Workplace culture has changed after nearly two years of disruption to the fabric of society and has resulted in a collective shift in people’s relationships with work.
According to the annual Fjord Trends report from Accenture, considerable job insecurity and workplace uncertainty has pushed companies to rethink their culture to meet employee’s new needs, priorities, and expectations.
The report provides practical guidance for companies to deliver value and relevance to their customers, employees and society.
Employees reassessing their workplace wants
It says employees are re-assessing what they want and expect from a company culture and employee value proposition. This means that in 2022, enhancing workplace flexibility, benefits packages, and greater employee care and compassion will continue. It is expected to create both challenges and opportunities for businesses looking to retain and recruit talent.
Chief design officer at Accenture Interactive, Abbie Walsh says “The pandemic has resulted in lasting changes to the way we live. We have seen the effects of ‘The Great Resignation,’ with employees leaving jobs and even careers in droves.
“We now have a job seekers’ market and organisations need to work harder than ever to attract and obtain great talent. Staff now see through gimmicky benefits and expect more from their employer for a better lifestyle overall.”
She adds that the latest Fjord Trends report shows that people have started questioning who they are and what matters to them and want real initiatives that support a better home life, such as flexible hours or childcare assistance.
This, she says, will be a challenge for businesses. She said: “This challenge brings great opportunities for businesses to create positive relationships which will develop a way of working which is better for people, society and the planet.”
This is the 15th Fjord Trends annual report, which it says, looks different to other years, with regards to employee behaviours and the trends that will affect businesses in 2022.

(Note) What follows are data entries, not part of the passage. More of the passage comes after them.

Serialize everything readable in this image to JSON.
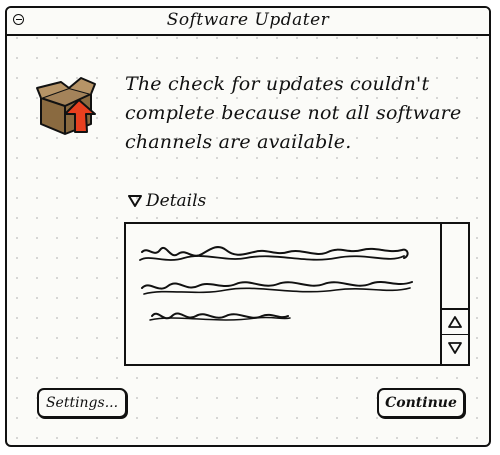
{
  "window": {
    "title": "Software Updater"
  },
  "message": {
    "line1": "The check for updates couldn't",
    "line2": "complete because not all software",
    "line3": "channels are available."
  },
  "details": {
    "label": "Details",
    "expanded": true,
    "content_note_lines": 3
  },
  "icons": {
    "window_close": "close-box-icon",
    "app": "package-with-up-arrow-icon",
    "disclosure": "triangle-down-icon",
    "scroll_up": "arrow-up-icon",
    "scroll_down": "arrow-down-icon"
  },
  "buttons": {
    "settings_label": "Settings...",
    "continue_label": "Continue"
  },
  "colors": {
    "arrow": "#e8401f",
    "box": "#8a6a40",
    "ink": "#111111"
  }
}
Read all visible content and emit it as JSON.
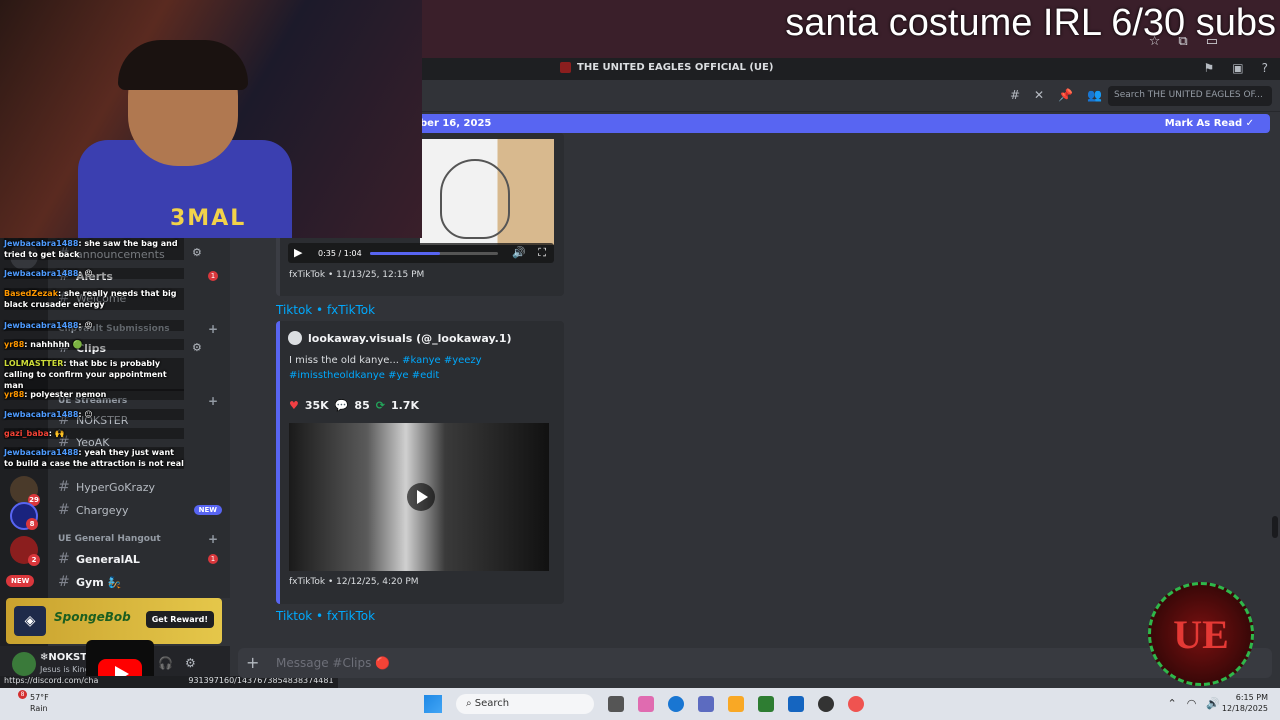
{
  "stream": {
    "title": "santa costume IRL 6/30 subs"
  },
  "window": {
    "server_name": "THE UNITED EAGLES OFFICIAL (UE)"
  },
  "header": {
    "search_placeholder": "Search THE UNITED EAGLES OF..."
  },
  "new_messages_bar": {
    "date_text": "ber 16, 2025",
    "mark_as_read": "Mark As Read"
  },
  "sidebar": {
    "channels": [
      {
        "name": "announcements"
      },
      {
        "name": "Alerts"
      },
      {
        "name": "Welcome"
      },
      {
        "name": "Clips"
      },
      {
        "name": "NOKSTER"
      },
      {
        "name": "YeoAK"
      },
      {
        "name": "HyperGoKrazy"
      },
      {
        "name": "Chargeyy",
        "badge": "NEW"
      },
      {
        "name": "GeneralAL"
      },
      {
        "name": "Gym 🧞"
      }
    ],
    "categories": [
      {
        "name": "Clipvault Submissions"
      },
      {
        "name": "UE Streamers"
      },
      {
        "name": "UE General Hangout"
      }
    ],
    "unread_counts": {
      "alerts": "1",
      "general": "1"
    },
    "guild_badges": [
      "29",
      "8",
      "2"
    ],
    "new_pill": "NEW"
  },
  "promo": {
    "brand": "SpongeBob",
    "button": "Get Reward!"
  },
  "user": {
    "name": "❄NOKSTER",
    "status": "Jesus is King"
  },
  "url_tooltip": "https://discord.com/cha",
  "url_tooltip_tail": "931397160/1437673854838374481",
  "messages": [
    {
      "player_time": "0:35 / 1:04",
      "progress_fraction": 0.55,
      "footer": "fxTikTok • 11/13/25, 12:15 PM"
    },
    {
      "site": "Tiktok • fxTikTok",
      "author": "lookaway.visuals (@_lookaway.1)",
      "text": "I miss the old kanye... ",
      "tags": "#kanye #yeezy #imisstheoldkanye #ye #edit",
      "likes": "35K",
      "comments": "85",
      "reposts": "1.7K",
      "footer": "fxTikTok • 12/12/25, 4:20 PM"
    },
    {
      "site": "Tiktok • fxTikTok"
    }
  ],
  "composer": {
    "placeholder": "Message #Clips 🔴"
  },
  "chat": [
    {
      "user": "Jewbacabra1488",
      "text": "she saw the bag and tried to get back"
    },
    {
      "user": "BasedZezak",
      "text": "she really needs that big black crusader energy"
    },
    {
      "user": "Jewbacabra1488",
      "text": "😡"
    },
    {
      "user": "yr88",
      "text": "nahhhhh 🟢"
    },
    {
      "user": "LOLMASTTER",
      "text": "that bbc is probably calling to confirm your appointment man"
    },
    {
      "user": "yr88",
      "text": "polyester nemon"
    },
    {
      "user": "Jewbacabra1488",
      "text": "😐"
    },
    {
      "user": "gazi_baba",
      "text": "🙌"
    },
    {
      "user": "Jewbacabra1488",
      "text": "yeah they just want to build a case the attraction is not real"
    }
  ],
  "webcam": {
    "jersey_text": "3MAL"
  },
  "logo": {
    "text": "UE"
  },
  "taskbar": {
    "temperature": "57°F",
    "weather": "Rain",
    "weather_badge": "8",
    "search": "Search",
    "time": "6:15 PM",
    "date": "12/18/2025"
  },
  "colors": {
    "accent": "#5865f2",
    "link": "#00a8fc",
    "danger": "#da373c"
  }
}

Besides, post pandemic priorities changing how people work and want to work, the report also found that people are more conscious of the importance of self-care. They are also more compassionate in the face of a colleague’s personal struggles. The report found that mental health issues, grief or a sudden disruption through illness have become normalised, as well as employees taking on more responsibilities to look after their loved ones.
Flexibility is a non-negotiable priority for employees, as well as the need not to go into the office. Workforces have come to rely on strong internet connections, virtual tools, and video conferencing, rather than needing to be situated within proximity to a physical office.

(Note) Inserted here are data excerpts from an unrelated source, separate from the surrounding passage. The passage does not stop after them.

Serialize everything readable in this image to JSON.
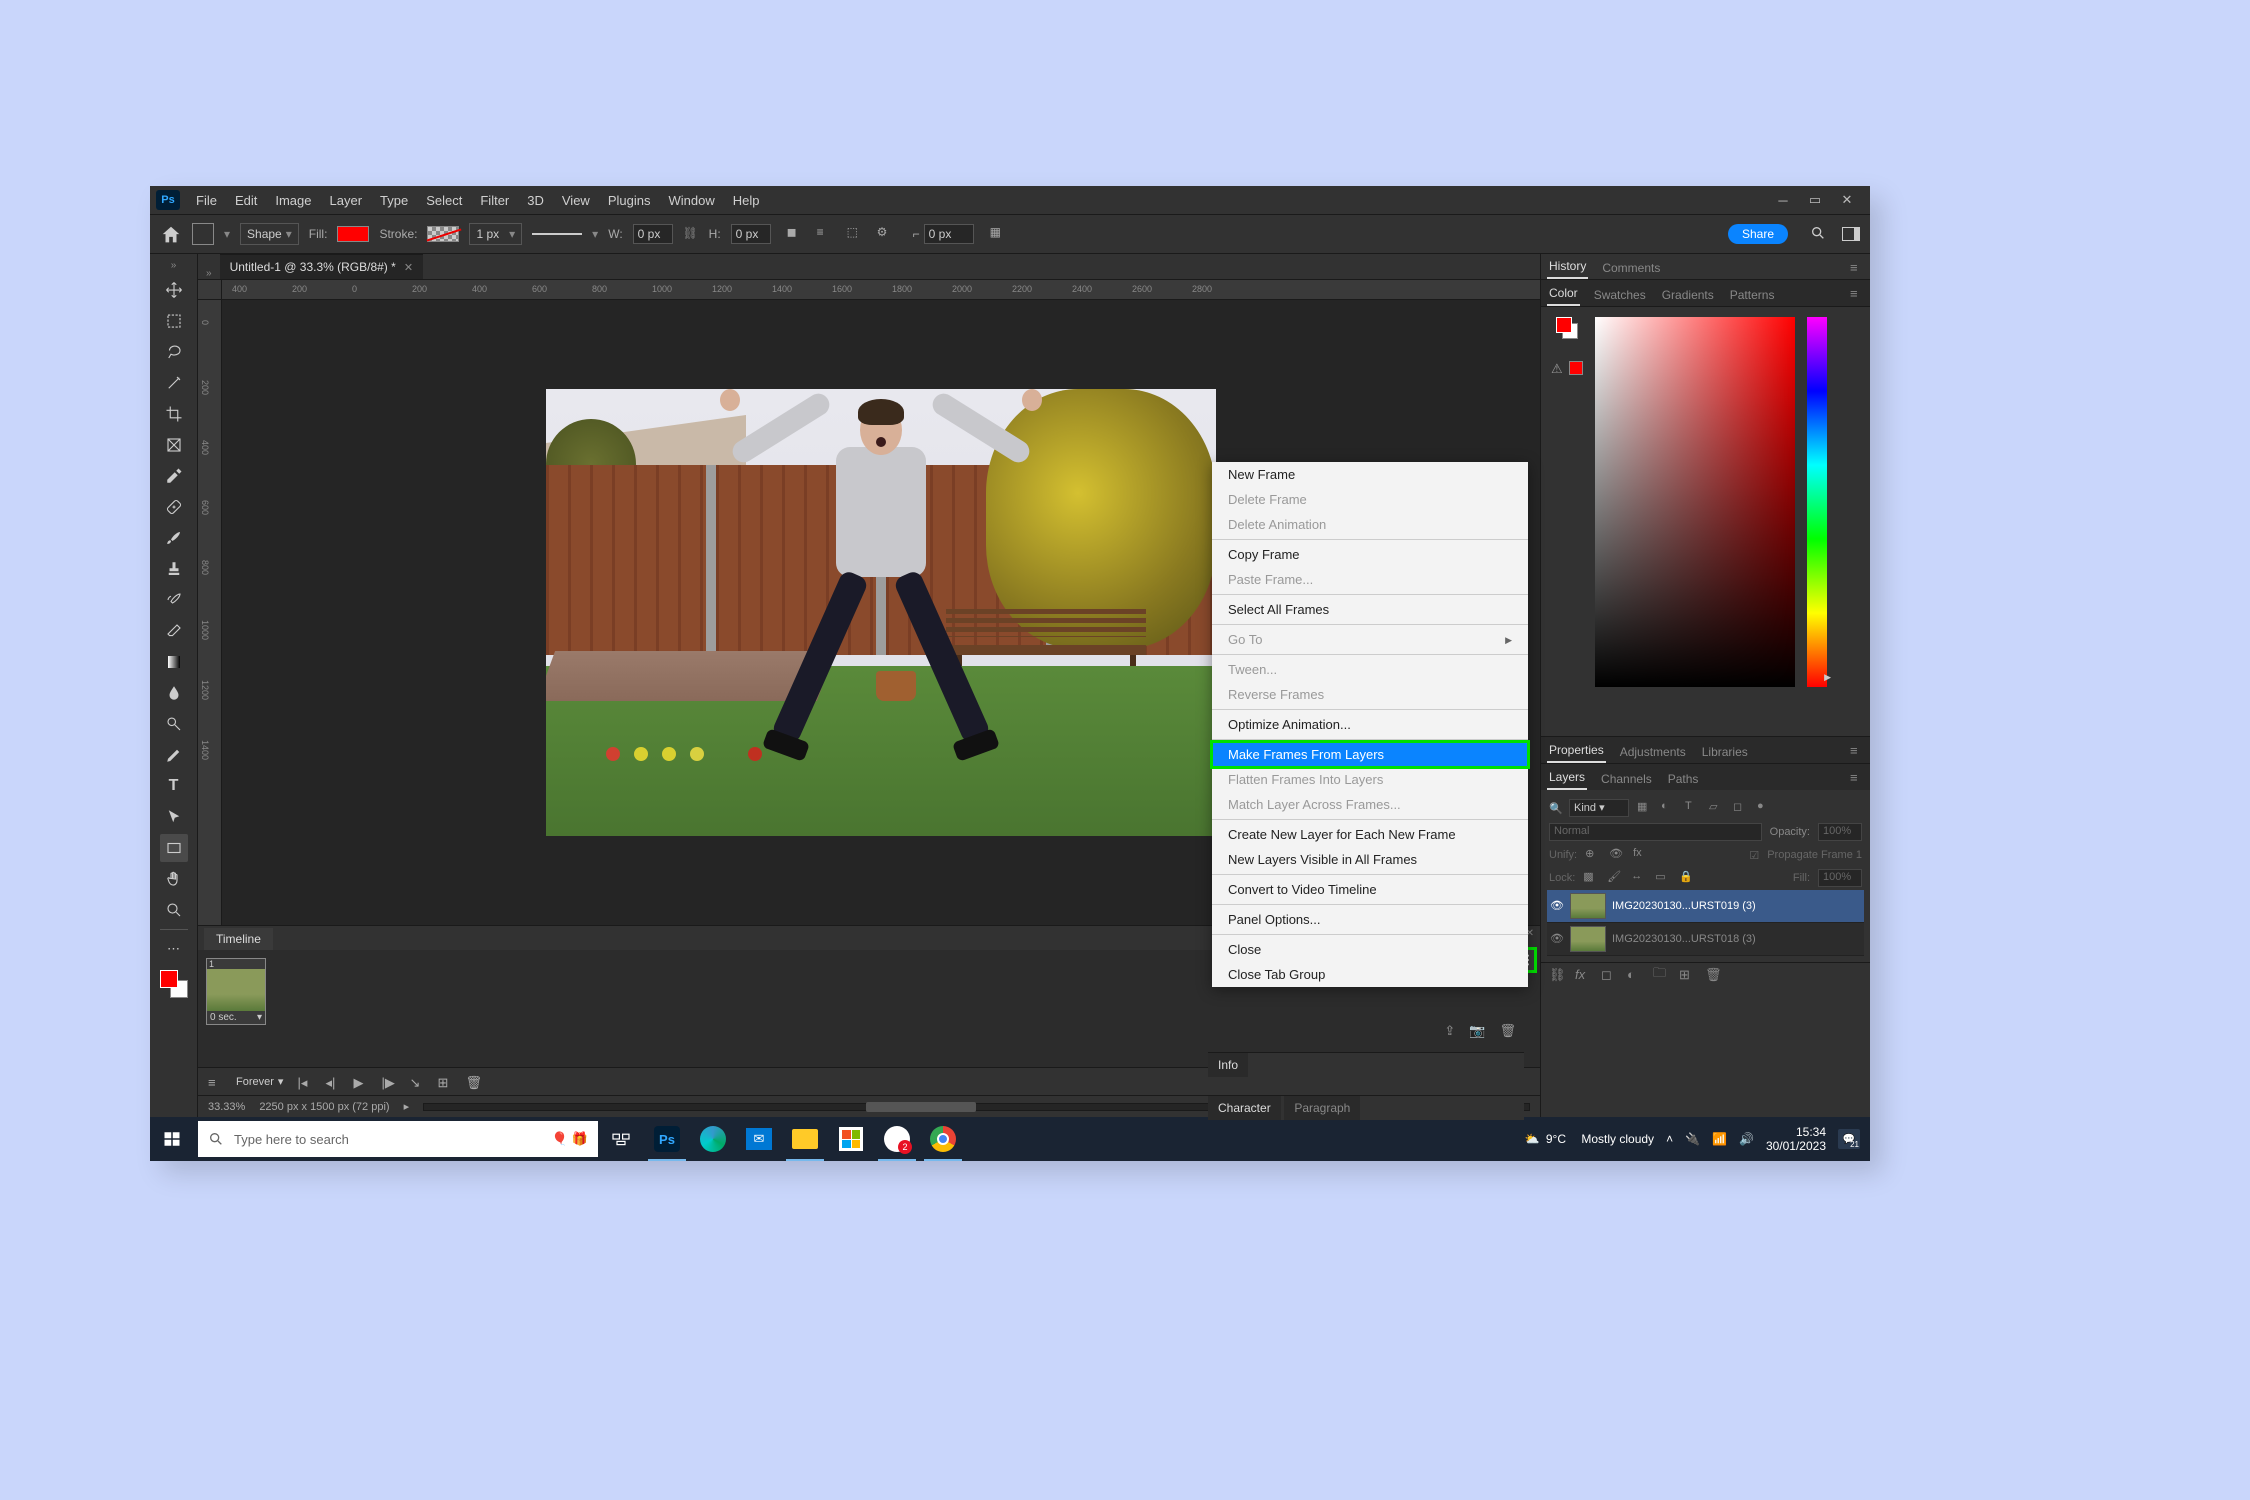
{
  "menubar": {
    "items": [
      "File",
      "Edit",
      "Image",
      "Layer",
      "Type",
      "Select",
      "Filter",
      "3D",
      "View",
      "Plugins",
      "Window",
      "Help"
    ]
  },
  "optionsbar": {
    "shape_mode": "Shape",
    "fill_label": "Fill:",
    "stroke_label": "Stroke:",
    "stroke_width": "1 px",
    "w_label": "W:",
    "w_val": "0 px",
    "h_label": "H:",
    "h_val": "0 px",
    "radius": "0 px",
    "share": "Share"
  },
  "doc": {
    "tab_title": "Untitled-1 @ 33.3% (RGB/8#) *"
  },
  "ruler_h": [
    "400",
    "200",
    "0",
    "200",
    "400",
    "600",
    "800",
    "1000",
    "1200",
    "1400",
    "1600",
    "1800",
    "2000",
    "2200",
    "2400",
    "2600",
    "2800"
  ],
  "ruler_v": [
    "0",
    "200",
    "400",
    "600",
    "800",
    "1000",
    "1200",
    "1400"
  ],
  "timeline": {
    "tab": "Timeline",
    "frame_number": "1",
    "frame_duration": "0 sec.",
    "loop": "Forever"
  },
  "status": {
    "zoom": "33.33%",
    "dims": "2250 px x 1500 px (72 ppi)"
  },
  "context_menu": {
    "items": [
      {
        "label": "New Frame"
      },
      {
        "label": "Delete Frame",
        "disabled": true
      },
      {
        "label": "Delete Animation",
        "disabled": true
      },
      {
        "sep": true
      },
      {
        "label": "Copy Frame"
      },
      {
        "label": "Paste Frame...",
        "disabled": true
      },
      {
        "sep": true
      },
      {
        "label": "Select All Frames"
      },
      {
        "sep": true
      },
      {
        "label": "Go To",
        "arrow": true,
        "disabled": true
      },
      {
        "sep": true
      },
      {
        "label": "Tween...",
        "disabled": true
      },
      {
        "label": "Reverse Frames",
        "disabled": true
      },
      {
        "sep": true
      },
      {
        "label": "Optimize Animation..."
      },
      {
        "sep": true
      },
      {
        "label": "Make Frames From Layers",
        "highlight": true
      },
      {
        "label": "Flatten Frames Into Layers",
        "disabled": true
      },
      {
        "label": "Match Layer Across Frames...",
        "disabled": true
      },
      {
        "sep": true
      },
      {
        "label": "Create New Layer for Each New Frame"
      },
      {
        "label": "New Layers Visible in All Frames"
      },
      {
        "sep": true
      },
      {
        "label": "Convert to Video Timeline"
      },
      {
        "sep": true
      },
      {
        "label": "Panel Options..."
      },
      {
        "sep": true
      },
      {
        "label": "Close"
      },
      {
        "label": "Close Tab Group"
      }
    ]
  },
  "panels": {
    "history_tabs": [
      "History",
      "Comments"
    ],
    "color_tabs": [
      "Color",
      "Swatches",
      "Gradients",
      "Patterns"
    ],
    "prop_tabs": [
      "Properties",
      "Adjustments",
      "Libraries"
    ],
    "layer_tabs": [
      "Layers",
      "Channels",
      "Paths"
    ],
    "info_tab": "Info",
    "char_tabs": [
      "Character",
      "Paragraph"
    ]
  },
  "layers": {
    "kind": "Kind",
    "blend": "Normal",
    "opacity_label": "Opacity:",
    "opacity_val": "100%",
    "unify": "Unify:",
    "propagate": "Propagate Frame 1",
    "lock": "Lock:",
    "fill_label": "Fill:",
    "fill_val": "100%",
    "items": [
      "IMG20230130...URST019 (3)",
      "IMG20230130...URST018 (3)"
    ]
  },
  "taskbar": {
    "search_placeholder": "Type here to search",
    "temp": "9°C",
    "weather": "Mostly cloudy",
    "time": "15:34",
    "date": "30/01/2023",
    "notif": "21"
  }
}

One of the most important trends is designing internal processes and rules to reduce employees’ mental load. The report says this is a subtle, yet important, way to show care for employees’ wellbeing. It advises that businesses should deliberately design and build care into systems.
It says that employees need the tools to do the work expected of them, and anything that makes these tasks cumbersome should be removed or ‘decluttered’.
The report stresses that it is also important to provide a differentiated experience for employees, whose needs will be different. Companies must adjust the balance of the employee experience to be about more than just task productivity.